Prototyped data which is specified using only Basic and Operator TypeSpec's consist of a collection of data limbs. In contrast, a Tree Typespec specifies that the corresponding prototyped data is a ``normal'' MP tree (i.e., consists of node and annotation packets). A Tree Typespec is a useful means to indicate that the corresponding data trees have certain (most often syntactic) properties.
More precisly, a Tree TypeSpec is accomplished by a (Common) Meta Type which can be defined in any dictionary and which indicates that the corresponding prototyped data is communicated as an MP Tree that has a certain property, as defined in the respective dictionary.
The restriction to allow the data corresponding to a Tree TypeSpec to only consist of full node packets (of syntactically correct MP Trees) stems from the fact that we require MP data to always be parsable on a syntactic level.
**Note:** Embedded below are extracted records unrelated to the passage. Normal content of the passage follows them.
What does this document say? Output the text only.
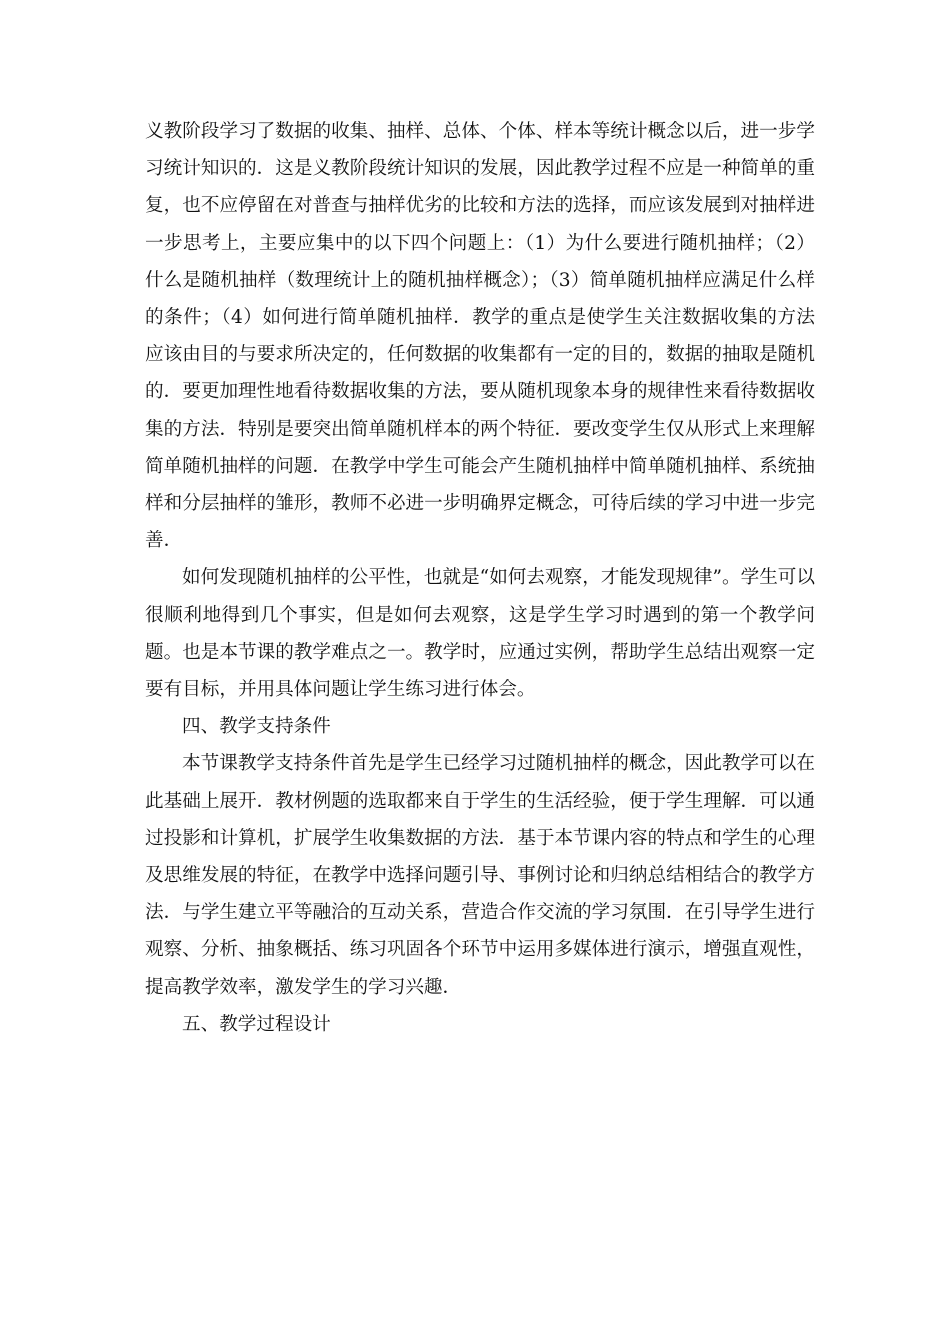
义教阶段学习了数据的收集、抽样、总体、个体、样本等统计概念以后，进一步学习统计知识的．这是义教阶段统计知识的发展，因此教学过程不应是一种简单的重复，也不应停留在对普查与抽样优劣的比较和方法的选择，而应该发展到对抽样进一步思考上，主要应集中的以下四个问题上：（1）为什么要进行随机抽样；（2）什么是随机抽样（数理统计上的随机抽样概念）；（3）简单随机抽样应满足什么样的条件；（4）如何进行简单随机抽样．教学的重点是使学生关注数据收集的方法应该由目的与要求所决定的，任何数据的收集都有一定的目的，数据的抽取是随机的．要更加理性地看待数据收集的方法，要从随机现象本身的规律性来看待数据收集的方法．特别是要突出简单随机样本的两个特征．要改变学生仅从形式上来理解简单随机抽样的问题．在教学中学生可能会产生随机抽样中简单随机抽样、系统抽样和分层抽样的雏形，教师不必进一步明确界定概念，可待后续的学习中进一步完善．

如何发现随机抽样的公平性，也就是“如何去观察，才能发现规律”。学生可以很顺利地得到几个事实，但是如何去观察，这是学生学习时遇到的第一个教学问题。也是本节课的教学难点之一。教学时，应通过实例，帮助学生总结出观察一定要有目标，并用具体问题让学生练习进行体会。

四、教学支持条件

本节课教学支持条件首先是学生已经学习过随机抽样的概念，因此教学可以在此基础上展开．教材例题的选取都来自于学生的生活经验，便于学生理解．可以通过投影和计算机，扩展学生收集数据的方法．基于本节课内容的特点和学生的心理及思维发展的特征，在教学中选择问题引导、事例讨论和归纳总结相结合的教学方法．与学生建立平等融洽的互动关系，营造合作交流的学习氛围．在引导学生进行观察、分析、抽象概括、练习巩固各个环节中运用多媒体进行演示，增强直观性，提高教学效率，激发学生的学习兴趣．

五、教学过程设计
Only the data corresponding to the meta types defined in the prototype dictionary may be transmitted as data limbs.
Tree TypeSpec's can nevertheless be used to communicate the corresponding data objects more efficiently: First, we can attach annotations to the meta types at prototype specification time, which then apply to all instances of the corresponding node packets at data communication time; and, second, a receiver may use the additional provided syntactic meta information to parse incoming data more efficiently.
As an example, we show in table 9 the definition of Rational
and Integer common meta types, as done in the ``Numbers'' dictionary
The common meta types given in figure 9 can conveniently be used in a prototype tree to specify that the corresponding data are rational numbers. Furthermore, if they all have certain properties (such as being normalized), then we can attach this information as an annotation to the meta type in the prototype tree. The example in figure 10 shows how this mechanism is used to send an array of rationals. If a receiver ``knows'' what rational numbers are, then it could use compiled routines which read them more efficiently based on the prototype specification in line 1. Furthermore, if a receiving application requires all rational numbers to be internally stored as normalized numbers, then by means of the annotation in line 2, it does not need to normalize the rationals received.